2. Motivasi dan Keyakinan

Pembelajar tidak dapat memikirkan apa pun untuk dikatakan, mereka tidak memiliki motif untuk
mengekspresikan diri di luar perasaan bersalah yang seharusnya mereka bicarakan. Peserta didik
mungkin tidak memiliki apa-apa untuk diungkapkan, mungkin karena topik yang dipilih oleh guru,
yang tidak cocok untuk mereka atau mereka mungkin tidak tahu tentang hal itu.

3. Kurangnya Kosakata dan Pengucapan yang Salah

Namun, sulit bagi beberapa pelajar untuk merespons ketika mereka diminta untuk berbicara tentang
topik dalam bahasa Inggris yang tidak banyak mereka bicarakan atau jenis kosa kata atau tata
bahasa yang digunakan.

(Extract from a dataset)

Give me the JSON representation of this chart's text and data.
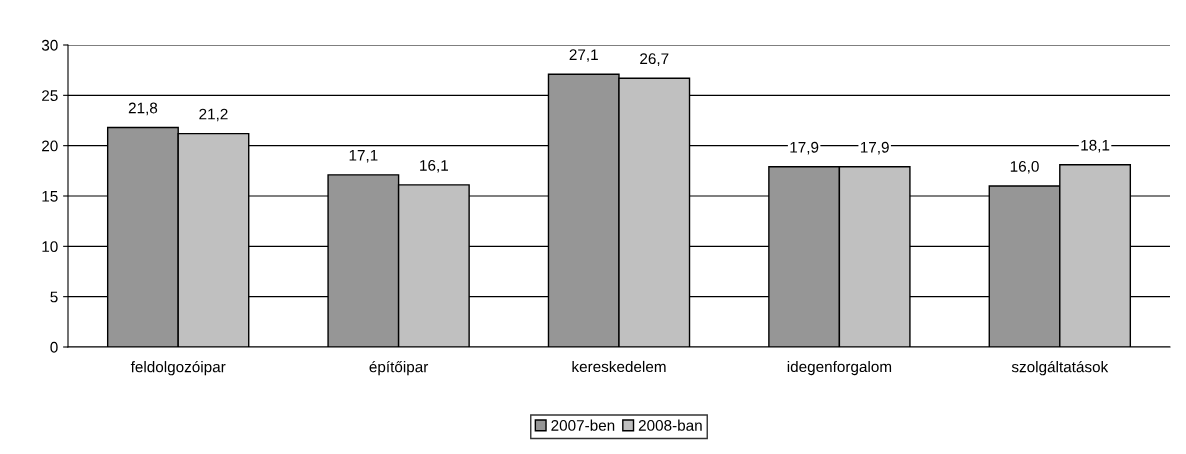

Jahbel (2017:244) menyatakan bahwa jika pembelajar ingin memiliki
kemampuan berbicara yang baik maka mereka harus menguasai tiga unsur berbicara yaitu kosa kata,
tata bahasa, dan pengucapan.

Jika peserta didik diminta untuk mendiskusikan topik tertentu dan mereka tidak dapat
mengungkapkan ide-ide mereka, mereka beralih ke bahasa ibu mereka. Bahasa ibu dianggap sebagai
salah satu penyebab rendahnya kinerja siswa dalam berbicara. Siswa lebih mudah menggunakan
bahasa ibu mereka di kelas karena terlihat alami. Oleh karena itu, sebagian besar peserta didik tidak
disiplin dalam menggunakan bahasa target dalam proses pembelajaran.